Kanthala Raghu 28 | ͏t͏e͏c͏h ͏e͏n͏t͏h͏u͏s͏i͏a͏s͏t | ͏b͏l͏o͏g͏g͏e͏r/͏w͏r͏i͏t͏e͏r ͏a͏t ͏h͏t͏t͏p://͏k͏a͏n͏t͏h͏a͏l͏a͏r͏a͏g͏h͏u.͏i͏n. No comments

Privacy & effects of posting photos of children on Social Media

The story of a nine year old aboriginal Australian boy was filmed crying by his mother about being bullied has been on news for over a week. She got support from celebrities, Youtubers, and it has turned into a very "feel good" story.

I don't want to be overly cynical, though I do tend to assume parents who do things like this want attention, I'm happy to give the mother the benefit of the doubt, and say she had no selfish intentions. Even so, I think this behaviour is very misguided, and I dread to think of the thousands of bullied children who will likely now have their tears put online in imitation. I genuinely find it odd there has been little warning that this sort of action could backfire.
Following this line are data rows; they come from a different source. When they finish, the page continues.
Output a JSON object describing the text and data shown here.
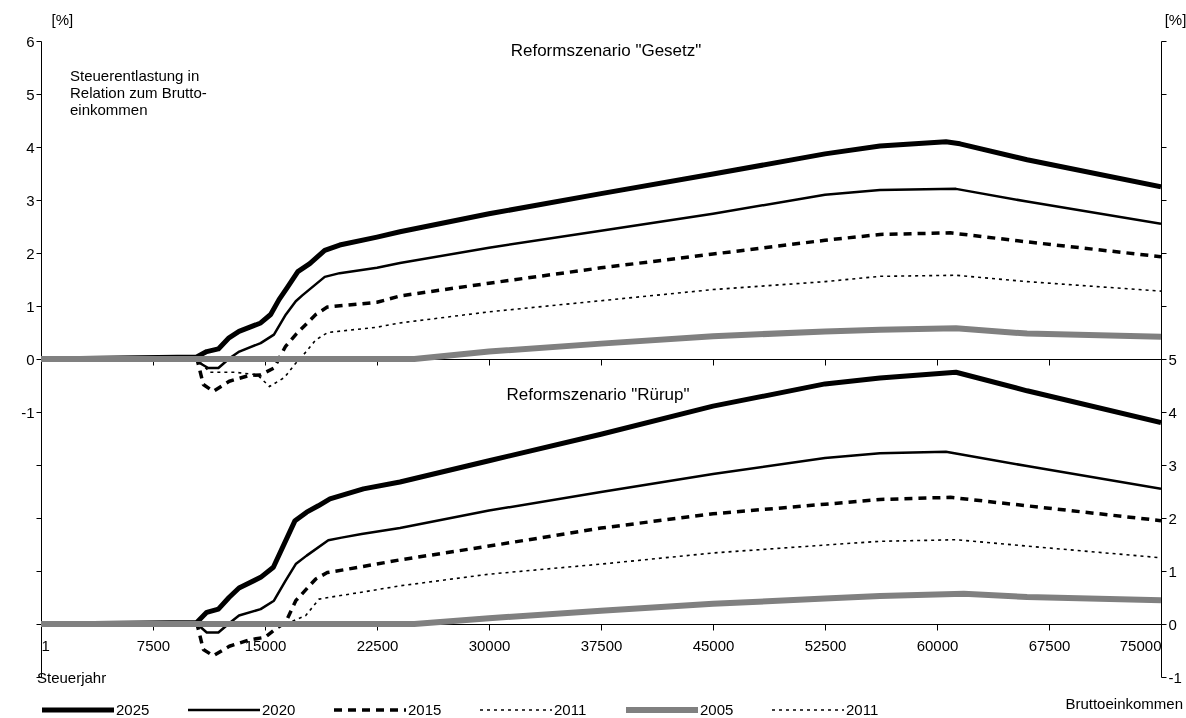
{
  "chart_data": {
    "type": "line",
    "ylabel": "[%]",
    "y2label": "[%]",
    "xlabel": "Bruttoeinkommen",
    "legend_title": "Steuerjahr",
    "legend": "bottom",
    "annotations": [
      "Steuerentlastung in\nRelation zum Brutto-\neinkommen",
      "Reformszenario \"Gesetz\"",
      "Reformszenario \"Rürup\""
    ],
    "xlim": [
      1,
      75000
    ],
    "xticks": [
      1,
      7500,
      15000,
      22500,
      30000,
      37500,
      45000,
      52500,
      60000,
      67500,
      75000
    ],
    "ylim": [
      -6,
      6
    ],
    "yticks": [
      6,
      5,
      4,
      3,
      2,
      1,
      0,
      -1,
      {
        "value": -2,
        "label": null
      },
      {
        "value": -3,
        "label": null
      },
      {
        "value": -4,
        "label": null
      },
      {
        "value": -5,
        "label": null
      },
      {
        "value": -6,
        "label": null
      }
    ],
    "y2lim": [
      -1,
      11
    ],
    "y2ticks": [
      {
        "value": 11,
        "label": null
      },
      {
        "value": 10,
        "label": null
      },
      {
        "value": 9,
        "label": null
      },
      {
        "value": 8,
        "label": null
      },
      {
        "value": 7,
        "label": null
      },
      {
        "value": 6,
        "label": null
      },
      5,
      4,
      3,
      2,
      1,
      0,
      -1
    ],
    "series": [
      {
        "name": "2025",
        "color": "#000000",
        "line_style": "solid",
        "x": [
          1,
          10430,
          11100,
          11880,
          12590,
          13260,
          14710,
          15380,
          15940,
          16500,
          17200,
          18000,
          19000,
          20000,
          22500,
          24040,
          30000,
          37500,
          45000,
          52500,
          56180,
          60600,
          61540,
          66030,
          75000
        ],
        "values": [
          0,
          0.04,
          0.14,
          0.19,
          0.4,
          0.52,
          0.68,
          0.84,
          1.12,
          1.35,
          1.65,
          1.8,
          2.05,
          2.15,
          2.3,
          2.4,
          2.74,
          3.12,
          3.49,
          3.87,
          4.02,
          4.1,
          4.06,
          3.76,
          3.25
        ]
      },
      {
        "name": "2020",
        "color": "#000000",
        "line_style": "solid",
        "x": [
          1,
          10450,
          10650,
          11200,
          11880,
          12650,
          13280,
          14710,
          15600,
          16400,
          17060,
          17500,
          19000,
          20000,
          22500,
          24040,
          30000,
          37500,
          45000,
          52500,
          56180,
          61270,
          66030,
          75000
        ],
        "values": [
          0,
          0,
          -0.08,
          -0.17,
          -0.17,
          0.02,
          0.14,
          0.3,
          0.46,
          0.84,
          1.09,
          1.2,
          1.55,
          1.62,
          1.72,
          1.81,
          2.1,
          2.42,
          2.74,
          3.1,
          3.19,
          3.21,
          2.97,
          2.55
        ]
      },
      {
        "name": "2015",
        "color": "#000000",
        "line_style": "dashed",
        "x": [
          1,
          10450,
          10870,
          11540,
          12610,
          13950,
          14710,
          15600,
          16380,
          17060,
          18400,
          19170,
          22500,
          24040,
          30000,
          37500,
          45000,
          52500,
          56180,
          60900,
          66030,
          75000
        ],
        "values": [
          0,
          0,
          -0.48,
          -0.61,
          -0.42,
          -0.31,
          -0.3,
          -0.17,
          0.24,
          0.46,
          0.84,
          0.98,
          1.07,
          1.19,
          1.43,
          1.72,
          1.98,
          2.24,
          2.35,
          2.38,
          2.21,
          1.93
        ]
      },
      {
        "name": "2011",
        "color": "#000000",
        "line_style": "dotted",
        "x": [
          1,
          10450,
          11300,
          13000,
          14500,
          15300,
          16300,
          17000,
          17700,
          18400,
          19200,
          22500,
          24040,
          30000,
          37500,
          45000,
          52500,
          56180,
          61270,
          66030,
          75000
        ],
        "values": [
          0,
          0,
          -0.25,
          -0.25,
          -0.3,
          -0.52,
          -0.35,
          -0.1,
          0.12,
          0.36,
          0.5,
          0.6,
          0.68,
          0.89,
          1.1,
          1.31,
          1.46,
          1.56,
          1.58,
          1.46,
          1.28
        ]
      },
      {
        "name": "2005",
        "color": "#808080",
        "line_style": "solid",
        "x": [
          1,
          25000,
          30000,
          37500,
          45000,
          52500,
          56180,
          61270,
          66030,
          75000
        ],
        "values": [
          0,
          0,
          0.14,
          0.29,
          0.43,
          0.52,
          0.55,
          0.58,
          0.48,
          0.42
        ]
      },
      {
        "color": "#000000",
        "line_style": "solid",
        "axis": "y2",
        "x": [
          1,
          10430,
          11100,
          11880,
          12590,
          13260,
          14710,
          15560,
          17010,
          17790,
          18570,
          19350,
          21590,
          24040,
          30000,
          37500,
          45000,
          52500,
          56180,
          61270,
          66030,
          75000
        ],
        "values": [
          0,
          0.03,
          0.22,
          0.28,
          0.5,
          0.68,
          0.88,
          1.07,
          1.95,
          2.11,
          2.23,
          2.36,
          2.55,
          2.68,
          3.08,
          3.58,
          4.11,
          4.53,
          4.64,
          4.75,
          4.4,
          3.8
        ]
      },
      {
        "color": "#000000",
        "line_style": "solid",
        "axis": "y2",
        "x": [
          1,
          10450,
          11100,
          11880,
          12590,
          13260,
          14710,
          15600,
          16380,
          17060,
          17790,
          19240,
          20130,
          21470,
          24040,
          30000,
          37500,
          45000,
          52500,
          56180,
          60600,
          66030,
          75000
        ],
        "values": [
          0,
          0,
          -0.16,
          -0.16,
          0.01,
          0.16,
          0.28,
          0.44,
          0.82,
          1.13,
          1.29,
          1.58,
          1.63,
          1.7,
          1.81,
          2.14,
          2.49,
          2.83,
          3.13,
          3.22,
          3.25,
          2.98,
          2.55
        ]
      },
      {
        "color": "#000000",
        "line_style": "dashed",
        "axis": "y2",
        "x": [
          1,
          10450,
          10870,
          11540,
          12610,
          13950,
          15000,
          15720,
          16380,
          17060,
          18400,
          19170,
          21470,
          24040,
          30000,
          37500,
          45000,
          52500,
          56180,
          60900,
          66030,
          75000
        ],
        "values": [
          0,
          0,
          -0.48,
          -0.6,
          -0.42,
          -0.3,
          -0.25,
          -0.09,
          0.03,
          0.44,
          0.85,
          0.97,
          1.08,
          1.21,
          1.47,
          1.81,
          2.08,
          2.26,
          2.35,
          2.39,
          2.23,
          1.95
        ]
      },
      {
        "name": "2011",
        "color": "#000000",
        "line_style": "dotted",
        "axis": "y2",
        "x": [
          1,
          16400,
          17730,
          18620,
          19240,
          21470,
          24040,
          30000,
          37500,
          45000,
          52500,
          56180,
          61270,
          66030,
          75000
        ],
        "values": [
          0,
          0,
          0.16,
          0.47,
          0.5,
          0.6,
          0.72,
          0.94,
          1.13,
          1.34,
          1.49,
          1.56,
          1.59,
          1.47,
          1.25
        ]
      },
      {
        "color": "#808080",
        "line_style": "solid",
        "axis": "y2",
        "x": [
          1,
          25000,
          30000,
          37500,
          45000,
          52500,
          56180,
          61800,
          66030,
          75000
        ],
        "values": [
          0,
          0,
          0.11,
          0.25,
          0.38,
          0.48,
          0.53,
          0.57,
          0.51,
          0.45
        ]
      }
    ]
  }
}
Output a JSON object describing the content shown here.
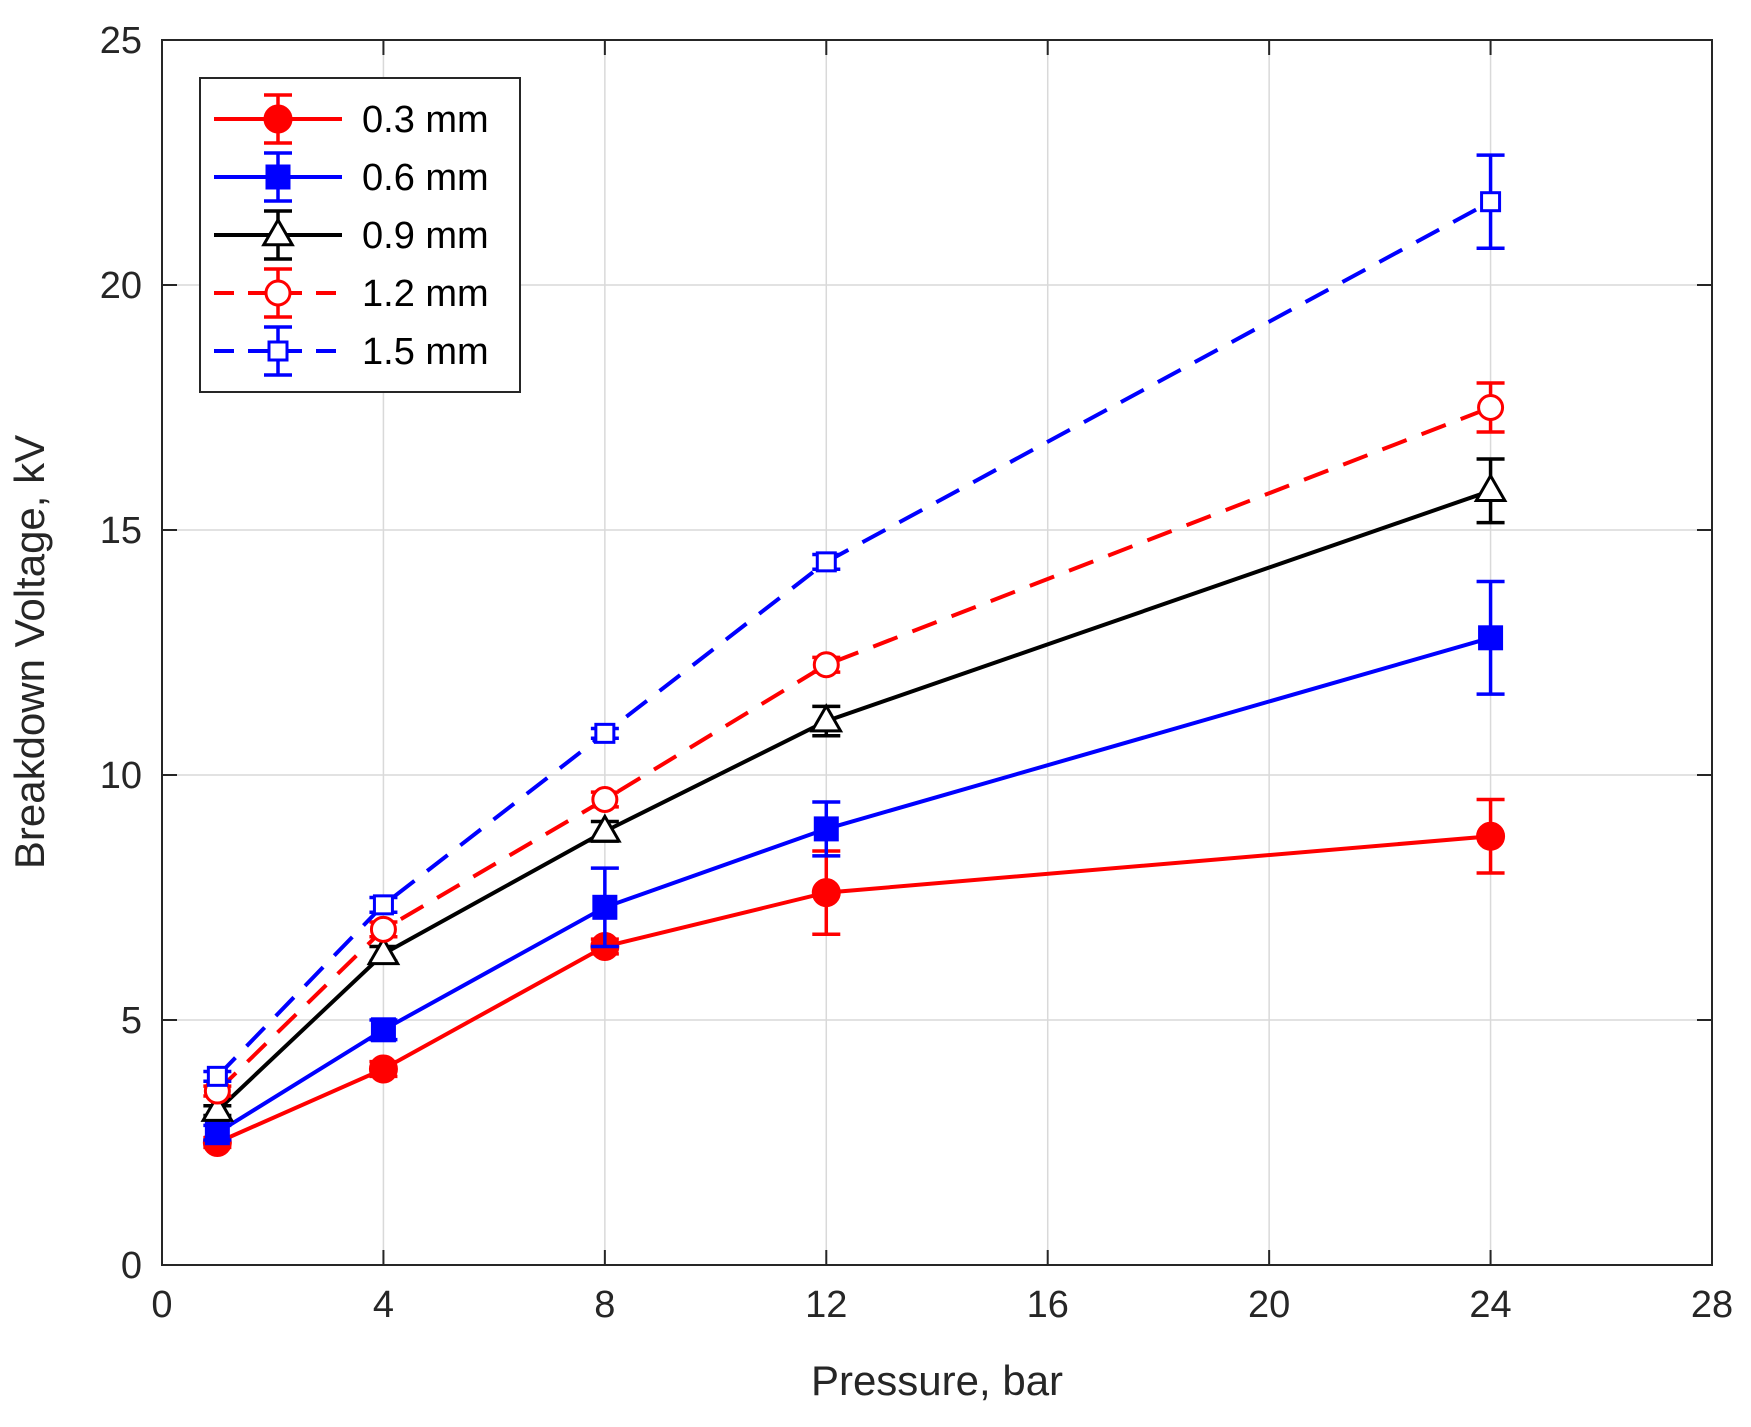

A nine year old boy can't consent to this sort of thing. I don't know if he agreed for his mother to share the video, but even if he did, he's too young to understand the lifelong impact this will have. I'm sure he's enjoying all the kind words and attention from various celebrities right now, but it's just a fifteen minutes of fame. I can only imagine the joy of the bullies in a few years time when they find this video- as they inevitably will.

This might make a wider rallying point against bullying, but the first duty of a parent is to protect their child, and I feel any parent who publicises their child's distress has failed to do that.